Photo by Moshe Shai/FLASH90
How can one product help people lose weight safely, grow crops with less water and dispose of diapers without harming the earth?
Two years ago, ISRAEL21c reported on an all-natural superabsorbent polymer (SAP) invented in Israel that can do all this and more.
Until our story appeared, the maker of this novel material, the Kiryat Gat-based Exotech Bio Solutions, had been unable to raise enough capital to make sufficient SAP for interested manufacturers.“We needed help being discovered,” co-CEO Mendy Axlerad tells ISRAEL21c.
As a result of our article, entrepreneurs in Europe and South America contacted Exotech and now are building factories to produce the unique Israeli product.
“A company from northern Portugal contacted us asking for a sample, and after we sent it, they said, ‘If you had a partner, would you build a factory?’ They came to visit us and we signed an agreement to build the first factory in the world to produce our SAP,” says Axlerad, who sees this as a stepping stone to all of environmentally conscious Europe.
“We expect to start production in seven to nine months from now, making 5,000 tons per year.”
And that’s not all. About half a year after that, a new German facility will start producing Exotech’s SAP and transfer it via pipeline to a new diaper factory next door. “Nothing like this exists anywhere else,” says Axlerad. “The raw material will move in a fully ecological way to produce the finished product.”
He adds that Exotech is selling only the rights to use the material. “It remains an Israeli technology. For me, this is important from a business and personal point of view.”

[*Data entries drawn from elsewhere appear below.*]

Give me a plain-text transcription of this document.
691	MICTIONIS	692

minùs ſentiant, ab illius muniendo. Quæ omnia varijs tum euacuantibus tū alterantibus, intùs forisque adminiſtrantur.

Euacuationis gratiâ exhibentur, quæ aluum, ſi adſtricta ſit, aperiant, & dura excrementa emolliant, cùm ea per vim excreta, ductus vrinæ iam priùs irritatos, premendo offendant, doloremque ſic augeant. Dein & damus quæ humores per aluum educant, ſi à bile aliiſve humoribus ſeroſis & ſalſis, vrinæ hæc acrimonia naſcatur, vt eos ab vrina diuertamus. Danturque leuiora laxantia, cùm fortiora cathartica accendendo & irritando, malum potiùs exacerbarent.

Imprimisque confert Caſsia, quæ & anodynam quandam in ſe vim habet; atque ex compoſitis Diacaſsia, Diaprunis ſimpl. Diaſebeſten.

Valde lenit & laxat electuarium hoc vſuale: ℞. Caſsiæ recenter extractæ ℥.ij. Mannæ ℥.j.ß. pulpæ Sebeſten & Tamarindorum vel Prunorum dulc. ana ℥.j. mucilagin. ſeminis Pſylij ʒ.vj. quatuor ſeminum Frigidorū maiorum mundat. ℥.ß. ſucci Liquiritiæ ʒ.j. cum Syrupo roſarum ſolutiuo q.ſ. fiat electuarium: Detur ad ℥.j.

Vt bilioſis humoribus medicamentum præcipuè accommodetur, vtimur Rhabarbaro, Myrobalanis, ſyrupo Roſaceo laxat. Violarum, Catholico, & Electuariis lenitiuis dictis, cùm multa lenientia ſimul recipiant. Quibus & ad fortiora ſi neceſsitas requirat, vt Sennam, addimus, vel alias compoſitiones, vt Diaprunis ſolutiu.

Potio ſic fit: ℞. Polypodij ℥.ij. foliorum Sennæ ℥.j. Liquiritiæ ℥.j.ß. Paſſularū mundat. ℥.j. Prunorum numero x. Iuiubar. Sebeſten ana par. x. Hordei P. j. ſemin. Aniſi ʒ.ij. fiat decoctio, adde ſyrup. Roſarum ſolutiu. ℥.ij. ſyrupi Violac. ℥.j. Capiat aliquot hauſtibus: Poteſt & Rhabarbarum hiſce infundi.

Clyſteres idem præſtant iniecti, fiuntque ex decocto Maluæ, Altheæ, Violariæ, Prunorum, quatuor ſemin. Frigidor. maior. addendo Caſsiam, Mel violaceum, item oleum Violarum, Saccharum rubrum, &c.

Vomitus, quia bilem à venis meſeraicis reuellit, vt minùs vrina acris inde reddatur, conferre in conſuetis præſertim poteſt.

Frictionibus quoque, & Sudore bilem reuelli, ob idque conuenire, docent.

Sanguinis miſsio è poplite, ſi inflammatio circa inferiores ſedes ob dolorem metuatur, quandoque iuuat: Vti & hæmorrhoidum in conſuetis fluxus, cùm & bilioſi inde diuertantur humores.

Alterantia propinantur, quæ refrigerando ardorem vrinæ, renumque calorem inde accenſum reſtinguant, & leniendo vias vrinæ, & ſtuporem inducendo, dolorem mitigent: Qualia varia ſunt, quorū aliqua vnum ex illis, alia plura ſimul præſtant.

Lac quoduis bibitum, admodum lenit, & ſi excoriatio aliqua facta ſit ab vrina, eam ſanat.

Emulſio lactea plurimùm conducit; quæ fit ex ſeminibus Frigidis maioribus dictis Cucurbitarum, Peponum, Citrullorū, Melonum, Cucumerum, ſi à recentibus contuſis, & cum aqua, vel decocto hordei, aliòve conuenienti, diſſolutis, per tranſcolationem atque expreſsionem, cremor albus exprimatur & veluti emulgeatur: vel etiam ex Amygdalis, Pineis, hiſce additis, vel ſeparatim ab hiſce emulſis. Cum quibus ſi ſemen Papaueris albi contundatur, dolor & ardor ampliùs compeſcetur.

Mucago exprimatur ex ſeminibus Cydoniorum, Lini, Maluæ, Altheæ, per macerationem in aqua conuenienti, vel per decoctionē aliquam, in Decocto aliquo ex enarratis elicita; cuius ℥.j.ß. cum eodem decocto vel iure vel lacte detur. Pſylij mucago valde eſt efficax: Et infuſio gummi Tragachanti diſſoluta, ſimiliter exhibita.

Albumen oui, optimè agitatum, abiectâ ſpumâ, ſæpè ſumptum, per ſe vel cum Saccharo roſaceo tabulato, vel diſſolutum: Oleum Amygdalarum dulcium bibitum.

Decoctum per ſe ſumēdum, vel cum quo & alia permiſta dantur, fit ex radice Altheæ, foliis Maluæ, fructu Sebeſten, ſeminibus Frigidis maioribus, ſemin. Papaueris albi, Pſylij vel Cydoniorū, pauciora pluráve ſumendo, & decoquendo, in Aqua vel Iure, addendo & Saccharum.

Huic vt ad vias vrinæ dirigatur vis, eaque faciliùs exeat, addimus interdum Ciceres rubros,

Bye-bye to petroleum-based products
Most super-absorbent materials are acrylic byproducts of oil, Axlerad explains. “This presents many disadvantages, from high costs to environmental harm. We developed a new way to make superabsorbents from natural materials and chemicals, using a technology based on water.”
Exotech’s SAP swells when wet and forms a gel to trap fluid. Unaffected by the fluctuations of oil prices, this technology is considerably cheaper,takes less energy to produce and results in a fully biodegradable material with many potential applications.

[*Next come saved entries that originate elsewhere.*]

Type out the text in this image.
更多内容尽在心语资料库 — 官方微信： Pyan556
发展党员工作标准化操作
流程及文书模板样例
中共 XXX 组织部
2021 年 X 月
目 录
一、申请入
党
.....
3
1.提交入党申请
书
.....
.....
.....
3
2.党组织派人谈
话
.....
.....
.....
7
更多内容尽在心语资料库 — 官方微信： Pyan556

“We have a client in the United States looking to buy the product and start producing biodegradable diapers in small quantities to test out the market,” relates Axlerad. “They have good contacts with other US market suppliers. For us, this is very big progress.”

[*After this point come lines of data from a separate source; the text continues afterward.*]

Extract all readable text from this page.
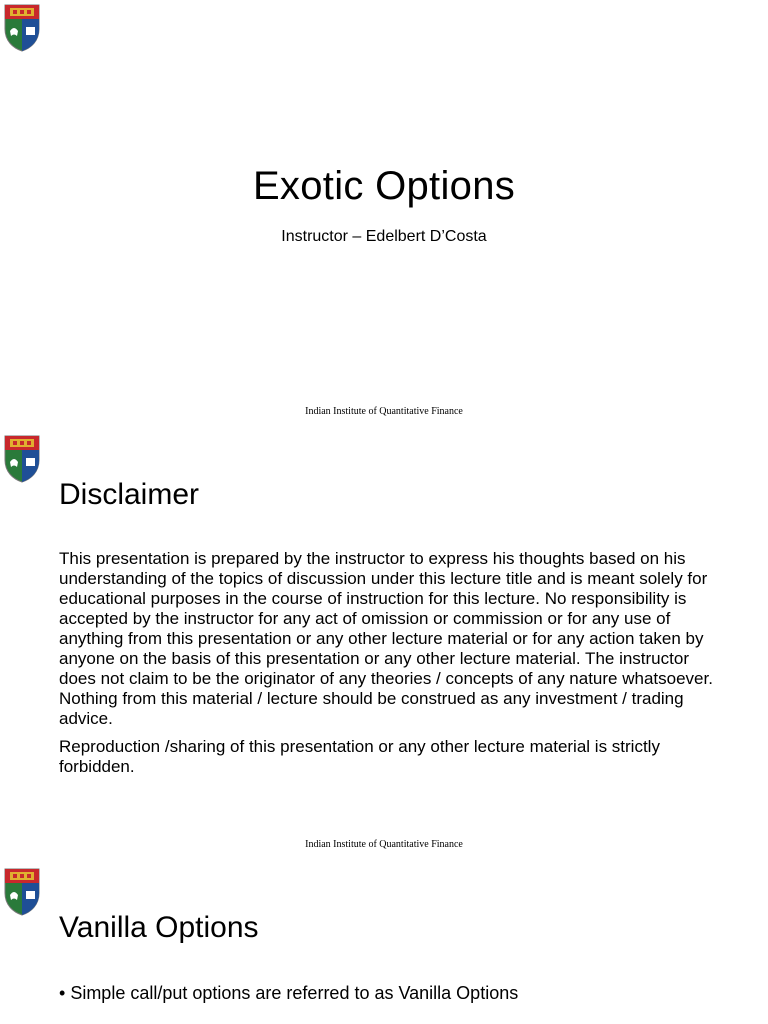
Exotic Options
Instructor – Edelbert D’Costa
Indian Institute of Quantitative Finance
Disclaimer

This presentation is prepared by the instructor to express his thoughts based on his understanding of the topics of discussion under this lecture title and is meant solely for educational purposes in the course of instruction for this lecture. No responsibility is accepted by the instructor for any act of omission or commission or for any use of anything from this presentation or any other lecture material or for any action taken by anyone on the basis of this presentation or any other lecture material. The instructor does not claim to be the originator of any theories / concepts of any nature whatsoever. Nothing from this material / lecture should be construed as any investment / trading advice.

Reproduction /sharing of this presentation or any other lecture material is strictly forbidden.

Indian Institute of Quantitative Finance
Vanilla Options
• Simple call/put options are referred to as Vanilla Options
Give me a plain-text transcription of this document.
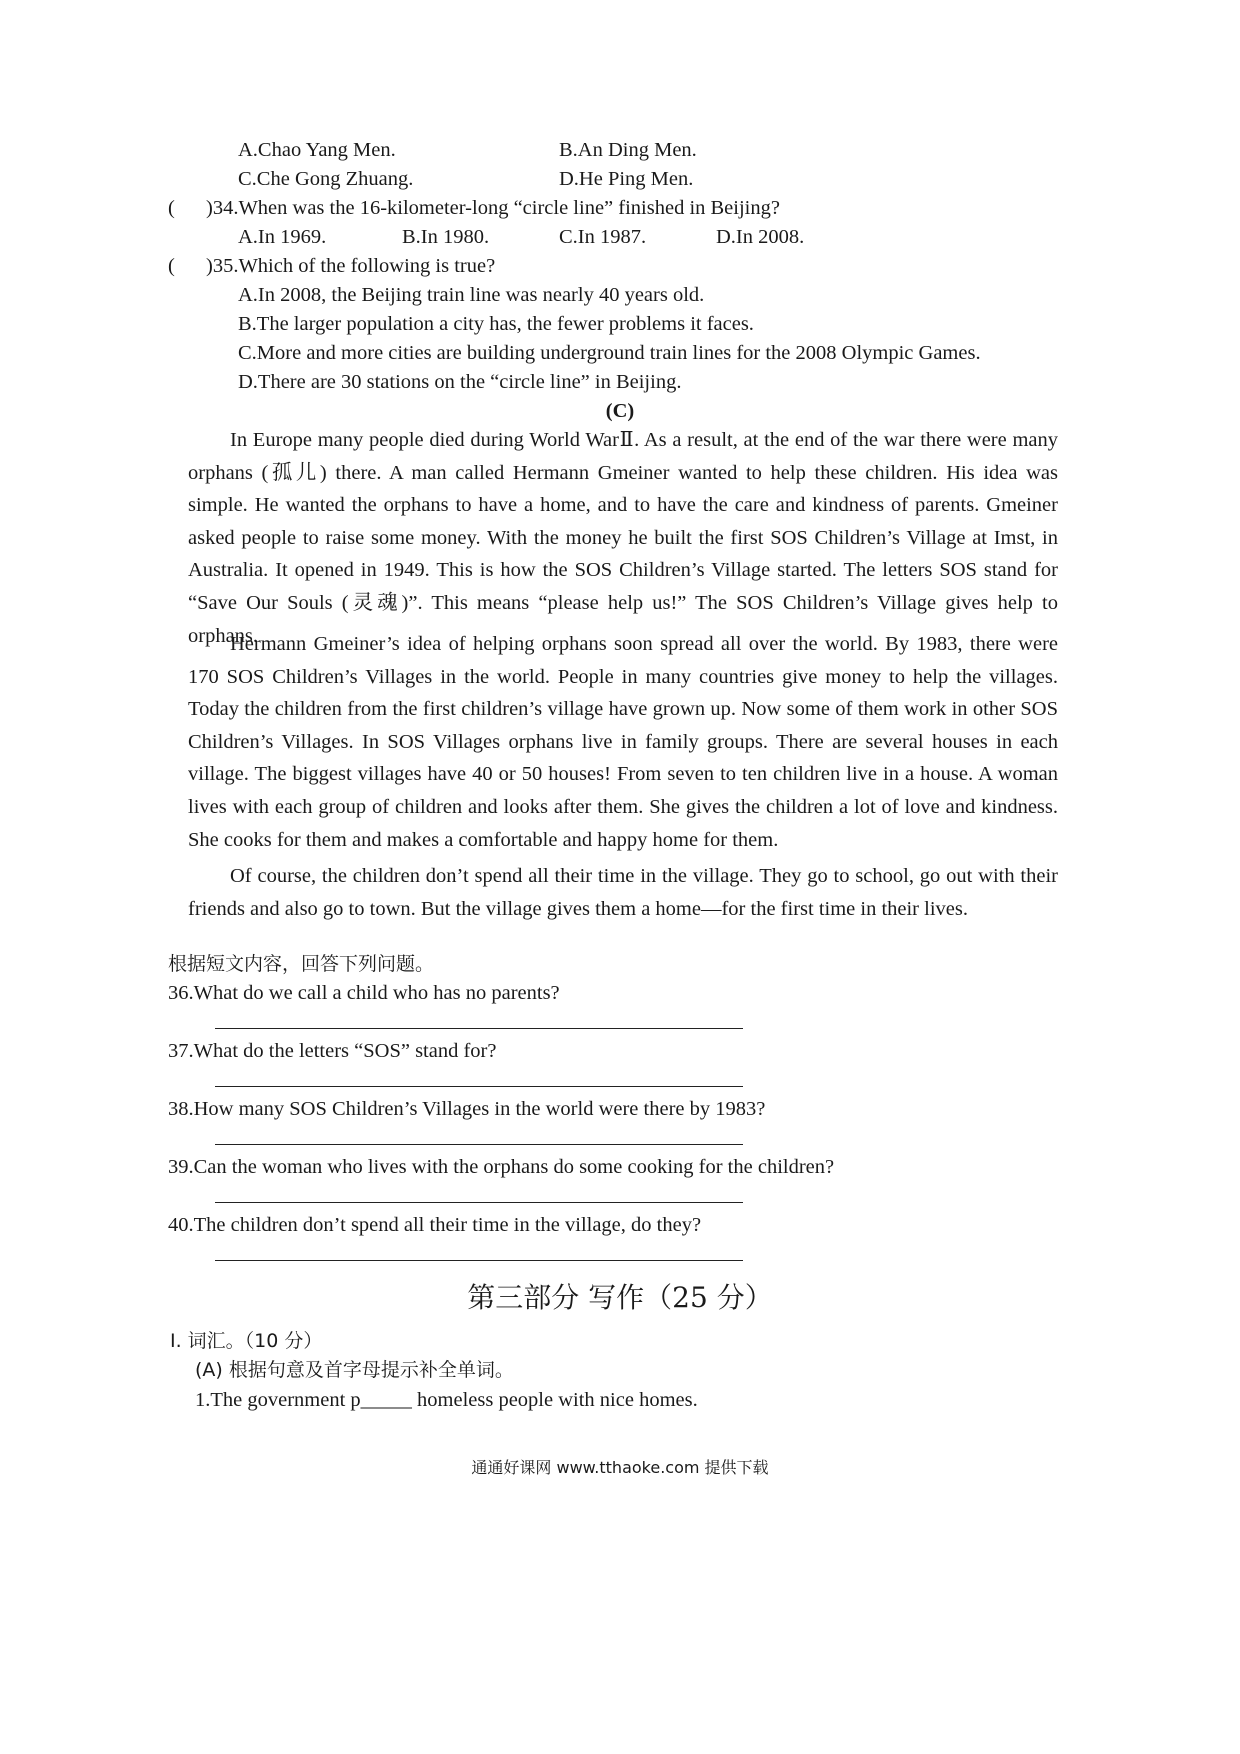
A.Chao Yang Men.	B.An Ding Men.
C.Che Gong Zhuang.	D.He Ping Men.
( )34.When was the 16-kilometer-long “circle line” finished in Beijing?
A.In 1969.	B.In 1980.	C.In 1987.	D.In 2008.
( )35.Which of the following is true?
A.In 2008, the Beijing train line was nearly 40 years old.
B.The larger population a city has, the fewer problems it faces.
C.More and more cities are building underground train lines for the 2008 Olympic Games.
D.There are 30 stations on the “circle line” in Beijing.
(C)
In Europe many people died during World WarⅡ. As a result, at the end of the war there were many orphans (孤儿) there. A man called Hermann Gmeiner wanted to help these children. His idea was simple. He wanted the orphans to have a home, and to have the care and kindness of parents. Gmeiner asked people to raise some money. With the money he built the first SOS Children’s Village at Imst, in Australia. It opened in 1949. This is how the SOS Children’s Village started. The letters SOS stand for “Save Our Souls (灵魂)”. This means “please help us!” The SOS Children’s Village gives help to orphans.
Hermann Gmeiner’s idea of helping orphans soon spread all over the world. By 1983, there were 170 SOS Children’s Villages in the world. People in many countries give money to help the villages. Today the children from the first children’s village have grown up. Now some of them work in other SOS Children’s Villages. In SOS Villages orphans live in family groups. There are several houses in each village. The biggest villages have 40 or 50 houses! From seven to ten children live in a house. A woman lives with each group of children and looks after them. She gives the children a lot of love and kindness. She cooks for them and makes a comfortable and happy home for them.
Of course, the children don’t spend all their time in the village. They go to school, go out with their friends and also go to town. But the village gives them a home—for the first time in their lives.
根据短文内容，回答下列问题。
36.What do we call a child who has no parents?
37.What do the letters “SOS” stand for?
38.How many SOS Children’s Villages in the world were there by 1983?
39.Can the woman who lives with the orphans do some cooking for the children?
40.The children don’t spend all their time in the village, do they?
第三部分 写作（25 分）
Ⅰ. 词汇。（10 分）
(A) 根据句意及首字母提示补全单词。
1.The government p_____ homeless people with nice homes.
通通好课网 www.tthaoke.com 提供下载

There is also news in SAP’s potential for farming. Exotech just signed an agreement with a South American company to develop the product into absorbent underground reservoirs for crops.
“One of the bigger problems with watering is that you don’t know when you’ll have enough rainfall,” Axlerad says. “So you must irrigate, but plantsdo not retain water in a consistent way. Our material permits a new concept in irrigation to manage the water when you have too much and release water when you have too little. The plants make their decision to take water from the reservoir created with our material, depending on their needs.”
Israel’s Volcani Institute-Agricultural Research Organization found this product reduces water consumption by 60-80 percent, “which is of interest not only in Israel but all over the world,” Axlerad points out.
An added benefit is that the SAP material degrades at the end of the season into ammonia, a natural fertilizer.
A European university recently released results of its study on the material, showing the Israeli SAP meets European Union standards for biodegradability, with no toxic residuals.
No need to forgo that cookie
Several years ago, the six-employee Exotech partnered with Boston-based PureTech Ventures to form Gelesis, a corporation that developed a pill to treat obesity using the SAP. The pill expands in the stomach, causing a feeling of fullness, and is eliminated after several hours.
“Now they are working to get financing,” Axlerad says. “We tested the pill in vitro, in vivo and then in small animals and big animals, and all results were positive. We finished the protocols to start clinical studies in human beings, which is a little complicated and very expensive. I am feeling very positive about obtaining enough financing to start the project.”
This market is worth billions, considering that in United States, 30 percent of the population is considered obese.
Meanwhile, Exotech Israel is developing SAP as a food additive to give the body-conscious age group from 15 to 25 the ability to eatcommercially baked goodies without gaining pounds. Putting a bit of the plant-based SAP in the standard recipe means that when it mixes with liquids in the stomach, one serving expands in volume four or five times over.
“I presented this idea to a big producer of biscuits and cookies overseas, and they were very excited,” says Axlerad. “It’s a green card to the world of dietary pleasure. It’s a way down the road, but not as long as a medical device because it’s not a pharmaceutical; it’s food.”
The company is open to investors but mainly seeks collaborators. “If someone can give us new horizons, we are ready to talk,” says Axlerad.